Khanh of the HTA claimed that a comprehensively developed NTE will bring remarkable benefits for every industry in the economy, not only for tourism. As the tourism industry is connected with other segments such as food and beverages, services, transport, and retail, once tourism increases, the whole economy will also improve.

According to the project’s architects, tourism also interacts with the sharing economy and digital economy, among others. For example, food delivery and transportation are the two which have become more popular at night in recent times.

As a result, the NTE project is expected to represent a real breakthrough in the tourism industry, as well as reaching its potential in all economic and cultural aspects.

Currently, however, there are some concerns about the project’s feasibility while COVID-19 remains complex and unpredictable. The pandemic is worrying many businesses in the tourism industry, with trips likely to be suspended or cancelled altogether at very short notice.

Nevertheless, the Vietnamese government has voiced its determination in deploying and expanding the pilot mode in order to develop the economy, while taking into consideration the ongoing health situation at the same time and adapting when necessary.

Nguyen Thi Thu Van - Owner, Bookworm Coffee

lifting vietnams curfew on nightlife and local tourism

If the night-time economy is comprehensively developed, I think my street will be bustling and crowded, even more busy than before the pandemic. However, it will obviously take time.

Businesses are not following the same opening hours here. Indeed, although most of us run business on the same street, only bars and clubs open late. Most stores like mine can’t operate again until morning because there is no motivation to wait for just a few tourists looking to have a few sips of coffee at the night hours.

I think before the government officially launches the project, they have to ensure that there will be no risk for people in doing business amidst COVID-19.

Also, safety issues for both businesses and tourists must be deeply considered as the project gets into gear.

Tran Thi My Duyen - Owner, Vinh Chung Hotel

lifting vietnams curfew on nightlife and local tourism

For me, the project sounds good.
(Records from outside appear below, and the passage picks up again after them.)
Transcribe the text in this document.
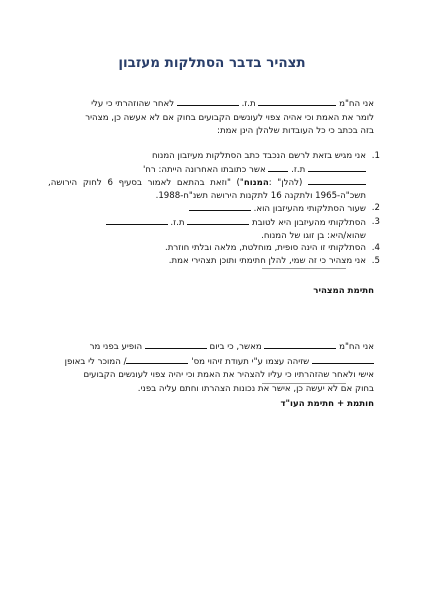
תצהיר בדבר הסתלקות מעזבון
אני הח"מ  ת.ז.  לאחר שהוזהרתי כי עלי
לומר את האמת וכי אהיה צפוי לעונשים הקבועים בחוק אם לא אעשה כן, מצהיר
בזה בכתב כי כל העובדות שלהלן הינן אמת:
1.
אני מגיש בזאת לרשם הנכבד כתב הסתלקות מעיזבון המנוח
ת.ז.  אשר כתובתו האחרונה הייתה: רח'
(להלן" :המנוח") "וזאת בהתאם לאמור בסעיף 6 לחוק הירושה, תשכ"ה-1965 ולתקנה 16 לתקנות הירושה תשנ"ח-1988.
2.
שעור הסתלקותי מהעיזבון הוא.
3.
הסתלקותי מהעיזבון היא לטובת  ת.ז.
שהוא/היא: בן זוגו של המנוח.
4.
הסתלקותי זו הינה סופית, מוחלטת, מלאה ובלתי חוזרת.
5.
אני מצהיר כי זה שמי, להלן חתימתי ותוכן תצהירי אמת.
חתימת המצהיר
אני הח"מ  מאשר, כי ביום  הופיע בפני מר
שזיהה עצמו ע"י תעודת זיהוי מס' / המוכר לי באופן
אישי ולאחר שהזהרתיו כי עליו להצהיר את האמת וכי יהיה צפוי לעונשים הקבועים
בחוק אם לא יעשה כן, אישר את נכונות הצהרתו וחתם עליה בפני.
חותמת + חתימת העו"ד
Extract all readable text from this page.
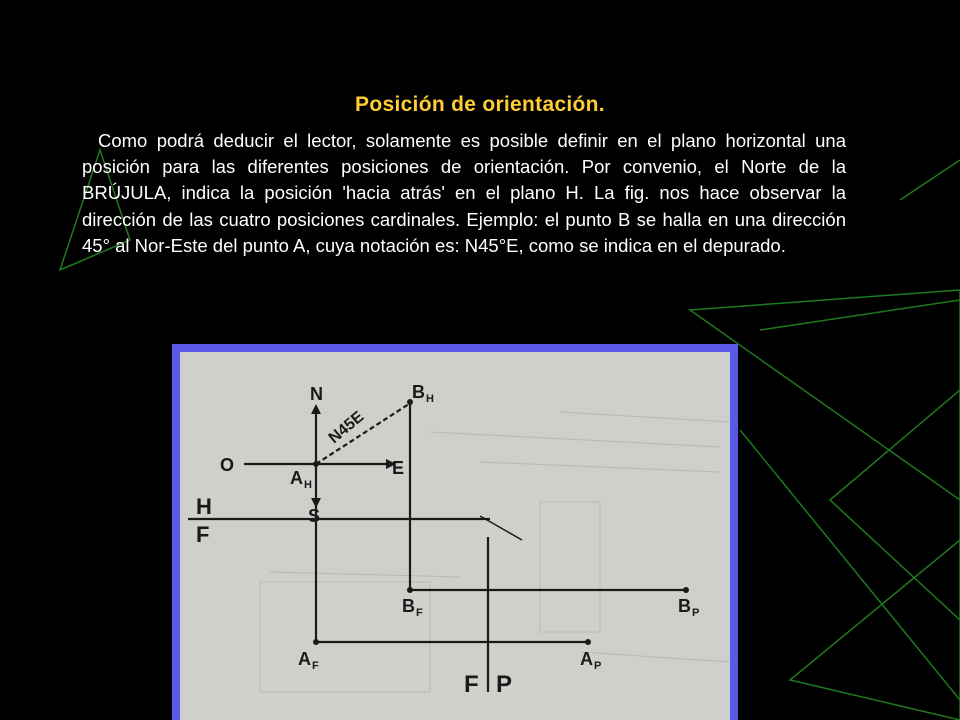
Posición de orientación.
Como podrá deducir el lector, solamente es posible definir en el plano horizontal una posición para las diferentes posiciones de orientación. Por convenio, el Norte de la BRÚJULA, indica la posición 'hacia atrás' en el plano H. La fig. nos hace observar la dirección de las cuatro posiciones cardinales. Ejemplo: el punto B se halla en una dirección 45° al Nor-Este del punto A, cuya notación es: N45°E, como se indica en el depurado.
N
O	E
S
N45E
A H
B H
H
F
B F	B P
A F	A P
F P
I think it will bring more guests into my hotel in the future. Most of the visitors staying at my hotel are foreigners. I notice that they usually stayed home during the day, but like to eat out and socialise with their friends at night.

Do Quang Dau street is a little quiet despite its location near Bui Vien. As Bui Vien street is more attractive at night with many activities for travellers, it is absolutely right to believe that many foreigners will arrive, and I might benefit from that.

Serving in the hospitality industry, some specific characteristics differentiate my business with others. If guests hope to spend the night at my hotel, almost all of them will book online. And now whenever they come, I can let them in and don’t need to wait for my customers all night.

Nguyen Tien Phu - Owner, Saigon Marvel Hostel

lifting vietnams curfew on nightlife and local tourism

I think Ho Chi Minh City at night is more attractive, interesting, and crowded than it is during the day. Tourists and citizens like to hang out at night because it is cooler than during the day. So, I believe that the night-time economy will expand well, and I expect it will be operational soon.

When I travel to other cities within the country, such as Hanoi, it is harder for me to find places to relax after work. Sometimes, I wish I could buy some of my favourite foods at midnight, but it is really hard for me to do this. Additionally, the night-time market does not only attract more tourists who want to spend nights out, but it will create jobs for people who may be unemployed or simply want to make extra money. However, it is important for leaders to control social issues like pickpockets, begging, and alcohol-fuelled disturbances too.